Population mean = µ = $15,968

Population Standard deviation = σ = $2,190

Part a)

We have to find P(15968 – 184 < Xbar < 15968 + 184) = P(15784 < Xbar < 16152)

P(15784 < Xbar < 16152) =P(Xbar<16152) – P(Xbar<15784)

Z = (Xbar - µ) / [σ/sqrt(n)]

[All probability values for Z scores are calculated by using z-table or excel.]

For n = 30

First find P(Xbar<16152)

Z = (16152 – 15968)/[2190/sqrt(30)]

Z = 0.460187

P(Z<0.460187) = 0.677309

P(Xbar<16152) = 0.677309

Now find P(Xbar<15784)

Z = (15784 – 15968)/[2190/sqrt(30)]

Z = - 0.460187

P(Z<- 0.460187) = 0.322691

P(Xbar<15784) = 0.322691

P(15784 < Xbar < 16152) =P(Xbar<16152) – P(Xbar<15784)
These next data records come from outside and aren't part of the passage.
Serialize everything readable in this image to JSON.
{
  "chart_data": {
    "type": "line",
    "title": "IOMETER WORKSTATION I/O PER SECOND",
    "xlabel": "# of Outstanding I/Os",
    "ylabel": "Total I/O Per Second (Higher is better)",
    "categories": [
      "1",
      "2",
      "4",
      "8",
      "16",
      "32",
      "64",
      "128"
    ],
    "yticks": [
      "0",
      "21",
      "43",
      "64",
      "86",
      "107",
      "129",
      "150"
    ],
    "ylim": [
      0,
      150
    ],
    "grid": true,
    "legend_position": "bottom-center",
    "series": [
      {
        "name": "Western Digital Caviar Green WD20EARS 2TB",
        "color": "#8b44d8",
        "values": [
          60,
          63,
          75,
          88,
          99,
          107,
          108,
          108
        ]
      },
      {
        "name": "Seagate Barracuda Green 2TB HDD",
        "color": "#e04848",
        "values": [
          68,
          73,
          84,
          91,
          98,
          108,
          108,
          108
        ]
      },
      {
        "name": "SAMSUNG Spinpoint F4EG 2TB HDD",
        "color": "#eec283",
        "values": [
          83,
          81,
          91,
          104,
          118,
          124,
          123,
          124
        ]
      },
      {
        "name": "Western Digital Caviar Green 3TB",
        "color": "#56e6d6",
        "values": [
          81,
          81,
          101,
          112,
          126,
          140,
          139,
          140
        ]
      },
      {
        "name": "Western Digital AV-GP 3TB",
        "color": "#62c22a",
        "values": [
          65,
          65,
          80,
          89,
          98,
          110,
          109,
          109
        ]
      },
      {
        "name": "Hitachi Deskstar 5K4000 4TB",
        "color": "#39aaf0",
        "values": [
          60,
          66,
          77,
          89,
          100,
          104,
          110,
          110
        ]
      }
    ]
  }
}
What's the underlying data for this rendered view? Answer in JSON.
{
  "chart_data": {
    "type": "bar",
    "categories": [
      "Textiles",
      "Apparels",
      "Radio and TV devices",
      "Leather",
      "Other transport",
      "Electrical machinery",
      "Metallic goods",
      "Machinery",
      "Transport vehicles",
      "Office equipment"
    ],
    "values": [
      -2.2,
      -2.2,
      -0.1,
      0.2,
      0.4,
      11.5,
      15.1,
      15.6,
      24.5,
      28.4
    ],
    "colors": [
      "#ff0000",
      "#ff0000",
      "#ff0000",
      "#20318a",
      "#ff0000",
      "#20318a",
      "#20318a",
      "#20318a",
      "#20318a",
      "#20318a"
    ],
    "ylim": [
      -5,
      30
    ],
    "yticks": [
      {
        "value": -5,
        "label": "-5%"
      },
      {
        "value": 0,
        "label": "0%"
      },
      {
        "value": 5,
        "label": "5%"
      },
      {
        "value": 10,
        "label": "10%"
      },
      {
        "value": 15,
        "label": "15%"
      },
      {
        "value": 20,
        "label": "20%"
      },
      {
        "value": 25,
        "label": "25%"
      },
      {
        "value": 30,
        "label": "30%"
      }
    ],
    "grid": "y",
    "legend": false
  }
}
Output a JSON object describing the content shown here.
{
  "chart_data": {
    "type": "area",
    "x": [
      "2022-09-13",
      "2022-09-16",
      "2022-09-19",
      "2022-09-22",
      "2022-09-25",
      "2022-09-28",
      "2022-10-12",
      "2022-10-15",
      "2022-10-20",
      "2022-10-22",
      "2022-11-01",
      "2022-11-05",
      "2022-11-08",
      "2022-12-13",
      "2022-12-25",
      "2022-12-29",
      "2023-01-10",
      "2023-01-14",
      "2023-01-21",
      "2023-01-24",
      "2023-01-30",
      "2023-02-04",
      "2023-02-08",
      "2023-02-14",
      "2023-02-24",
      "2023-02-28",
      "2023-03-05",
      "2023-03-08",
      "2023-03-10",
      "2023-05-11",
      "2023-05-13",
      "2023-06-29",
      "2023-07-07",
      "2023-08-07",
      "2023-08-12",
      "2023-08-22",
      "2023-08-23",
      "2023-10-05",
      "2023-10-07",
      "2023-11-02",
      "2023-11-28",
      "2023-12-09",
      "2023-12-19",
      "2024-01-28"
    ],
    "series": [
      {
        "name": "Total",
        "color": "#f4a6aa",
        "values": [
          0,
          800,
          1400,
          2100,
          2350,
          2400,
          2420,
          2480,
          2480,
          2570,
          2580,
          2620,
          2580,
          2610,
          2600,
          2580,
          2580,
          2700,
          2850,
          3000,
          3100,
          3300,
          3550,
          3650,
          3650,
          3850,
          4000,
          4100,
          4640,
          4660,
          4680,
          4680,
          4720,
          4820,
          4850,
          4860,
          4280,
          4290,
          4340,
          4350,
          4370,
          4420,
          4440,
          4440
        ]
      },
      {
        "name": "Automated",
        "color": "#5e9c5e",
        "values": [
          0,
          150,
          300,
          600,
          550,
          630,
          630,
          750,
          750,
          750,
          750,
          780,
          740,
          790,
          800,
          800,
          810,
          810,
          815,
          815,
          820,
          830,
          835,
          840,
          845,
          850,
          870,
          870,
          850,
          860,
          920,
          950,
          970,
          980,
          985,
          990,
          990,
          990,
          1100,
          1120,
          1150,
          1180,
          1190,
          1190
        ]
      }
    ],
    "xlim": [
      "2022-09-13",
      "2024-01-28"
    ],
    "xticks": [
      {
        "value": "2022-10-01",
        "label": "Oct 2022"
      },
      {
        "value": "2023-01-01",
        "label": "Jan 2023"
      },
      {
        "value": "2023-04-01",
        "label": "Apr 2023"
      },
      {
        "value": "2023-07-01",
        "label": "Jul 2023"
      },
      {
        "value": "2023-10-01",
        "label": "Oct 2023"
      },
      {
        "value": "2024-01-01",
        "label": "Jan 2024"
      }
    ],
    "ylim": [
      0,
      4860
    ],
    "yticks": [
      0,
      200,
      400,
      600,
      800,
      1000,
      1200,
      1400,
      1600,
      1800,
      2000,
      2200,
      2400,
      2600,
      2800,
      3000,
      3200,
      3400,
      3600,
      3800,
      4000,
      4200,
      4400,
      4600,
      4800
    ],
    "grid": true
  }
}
P(15784 < Xbar < 16152) = 0.677309 - 0.322691 = 0.354618

Required probability = 0.354618

For n = 50

First find P(Xbar<16152)

Z = (16152 – 15968)/[2190/sqrt(50)]

Z = 0.594099

P(Z<0.594099) = 0.723777

P(Xbar<16152) = 0.723777

Now find P(Xbar<15784)

Z = (15784 – 15968)/[2190/sqrt(50)]

Z = - 0.594099

P(Z<- 0.594099) = 0.276223

P(Xbar<15784) = 0.276223

P(15784 < Xbar < 16152) = 0.723777 - 0.276223

P(15784 < Xbar < 16152) = 0.447554

Required probability = 0.447554

For n = 100

First find P(Xbar<16152)

Z = (16152 – 15968)/[2190/sqrt(100)]

Z = 0.840183

P(Z< 0.840183) = 0.799597

P(Xbar<16152) = 0.799597

Now find P(Xbar<15784)

Z = (15784 – 15968)/[2190/sqrt(100)]

Z = - 0.840183

P(Z<- 0.840183) = 0.200403

P(Xbar<15784) = 0.200403

P(15784 < Xbar < 16152) = 0.799597 - 0.200403

P(15784 < Xbar < 16152) = 0.599194

Required probability = 0.599194

For n = 400

First find P(Xbar<16152)

Z = (16152 – 15968)/[2190/sqrt(400)]

Z = 1.680365

P(Z< 1.680365) = 0.953557

P(Xbar<16152) = 0.953557

Now find P(Xbar<15784)

Z = (15784 – 15968)/[2190/sqrt(400)]

Z = - 1.680365

P(Z<- 1.680365) = 0.046443

P(Xbar<15784) = 0.046443

P(15784 < Xbar < 16152) = 0.953557 - 0.046443

P(15784 < Xbar < 16152) = 0.907114

Required probability = 0.907114

Part b)

A larger sample increases the probability that the sample mean will be within a specified distance of the population mean. In an automobile insurance example, the probability of being within +/- 184 ranges from 0.354618 for a sample of size 30, to 0.907114 for a sample of size 400.